Reading and combining many tidy data files in R

Everybody who is familiar with the R libraries for processing of tidy data, such as dplyr and ggplot, knows how powerful they are and how much one can get done with just a few lines of R code. However, similarly, everybody who has used them has probably spent more time bringing data into the appropriate tidy format than writing analysis and/or plotting code. In particular, one scenario that arises all the time is that even if data files are in tidy format, the entire dataset may be spread out over many individual files, and loading them all in and combining them into one large table can be cumbersome. Here, I want to demonstrate some neat tricks, using the relatively new package purrr and some recent additions to the package tidyr, that make loading and combining many data files a piece of cake.

The code shown here depends on the following R packages:

require(readr)  # for read_csv()
require(dplyr)  # for mutate()
require(tidyr)  # for unnest()
require(purrr)  # for map(), reduce()

Reading in all files matching a given name

As an example, we will consider a scenario where we have population census data for various cities, stored in individual csv files for each city. The data I’m using here comes from http://factfinder.census.gov/.

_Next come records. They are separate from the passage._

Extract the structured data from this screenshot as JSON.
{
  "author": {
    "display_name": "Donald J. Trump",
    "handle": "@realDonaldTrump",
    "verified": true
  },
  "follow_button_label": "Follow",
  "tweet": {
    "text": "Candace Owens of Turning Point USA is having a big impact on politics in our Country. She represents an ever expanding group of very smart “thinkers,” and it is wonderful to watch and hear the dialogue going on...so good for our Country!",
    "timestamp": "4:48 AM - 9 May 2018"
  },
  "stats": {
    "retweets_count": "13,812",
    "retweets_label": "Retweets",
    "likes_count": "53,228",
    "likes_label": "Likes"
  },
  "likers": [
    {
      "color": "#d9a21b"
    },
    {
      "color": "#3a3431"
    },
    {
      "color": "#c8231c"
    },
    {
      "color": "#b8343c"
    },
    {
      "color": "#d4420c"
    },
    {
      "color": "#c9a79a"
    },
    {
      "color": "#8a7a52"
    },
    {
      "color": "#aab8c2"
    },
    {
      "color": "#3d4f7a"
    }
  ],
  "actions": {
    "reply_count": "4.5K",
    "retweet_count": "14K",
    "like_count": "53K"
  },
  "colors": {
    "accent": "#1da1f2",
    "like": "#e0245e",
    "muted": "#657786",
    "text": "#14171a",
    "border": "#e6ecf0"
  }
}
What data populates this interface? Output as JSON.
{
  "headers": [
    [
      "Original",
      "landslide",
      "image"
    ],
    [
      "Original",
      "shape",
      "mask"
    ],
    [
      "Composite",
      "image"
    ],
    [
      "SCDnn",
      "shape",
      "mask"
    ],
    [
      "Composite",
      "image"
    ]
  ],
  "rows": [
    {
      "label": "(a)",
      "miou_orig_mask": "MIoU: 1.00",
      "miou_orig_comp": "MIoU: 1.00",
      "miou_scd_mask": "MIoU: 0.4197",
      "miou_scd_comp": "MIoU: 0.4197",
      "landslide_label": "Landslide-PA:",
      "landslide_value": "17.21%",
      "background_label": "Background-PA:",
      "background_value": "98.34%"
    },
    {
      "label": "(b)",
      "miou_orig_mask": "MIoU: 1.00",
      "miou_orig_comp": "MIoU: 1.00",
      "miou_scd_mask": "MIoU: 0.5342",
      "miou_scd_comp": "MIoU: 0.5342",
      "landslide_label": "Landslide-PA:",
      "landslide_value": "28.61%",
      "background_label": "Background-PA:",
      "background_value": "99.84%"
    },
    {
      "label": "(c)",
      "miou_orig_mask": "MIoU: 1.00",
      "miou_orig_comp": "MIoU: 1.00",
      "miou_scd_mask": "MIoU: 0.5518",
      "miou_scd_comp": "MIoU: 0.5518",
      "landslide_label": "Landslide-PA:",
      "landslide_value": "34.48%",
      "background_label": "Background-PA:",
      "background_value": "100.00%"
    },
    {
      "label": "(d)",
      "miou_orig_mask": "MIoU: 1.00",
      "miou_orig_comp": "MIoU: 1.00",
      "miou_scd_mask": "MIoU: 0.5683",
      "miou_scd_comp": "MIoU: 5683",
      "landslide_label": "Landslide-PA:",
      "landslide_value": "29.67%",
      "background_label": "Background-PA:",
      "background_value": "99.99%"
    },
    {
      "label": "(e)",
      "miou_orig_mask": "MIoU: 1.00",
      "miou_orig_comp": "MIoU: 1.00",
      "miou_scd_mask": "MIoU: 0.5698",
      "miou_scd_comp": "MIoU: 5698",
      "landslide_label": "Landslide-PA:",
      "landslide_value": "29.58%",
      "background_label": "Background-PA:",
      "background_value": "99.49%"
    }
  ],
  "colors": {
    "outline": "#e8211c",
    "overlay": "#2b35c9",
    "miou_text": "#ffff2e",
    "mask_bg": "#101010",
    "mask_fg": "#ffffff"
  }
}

The first scenario we will consider is one where we want to read all csv files in the current working directory. To achieve this goal, we first list all *.csv files, using the function dir(). We find that there are three, for the cities Houston, Los Angeles, and New York:

# find all file names ending in .csv
files <- dir(pattern = "*.csv")
files
## [1] "Houston_TX.csv"     "Los Angeles_CA.csv" "New York_NY.csv"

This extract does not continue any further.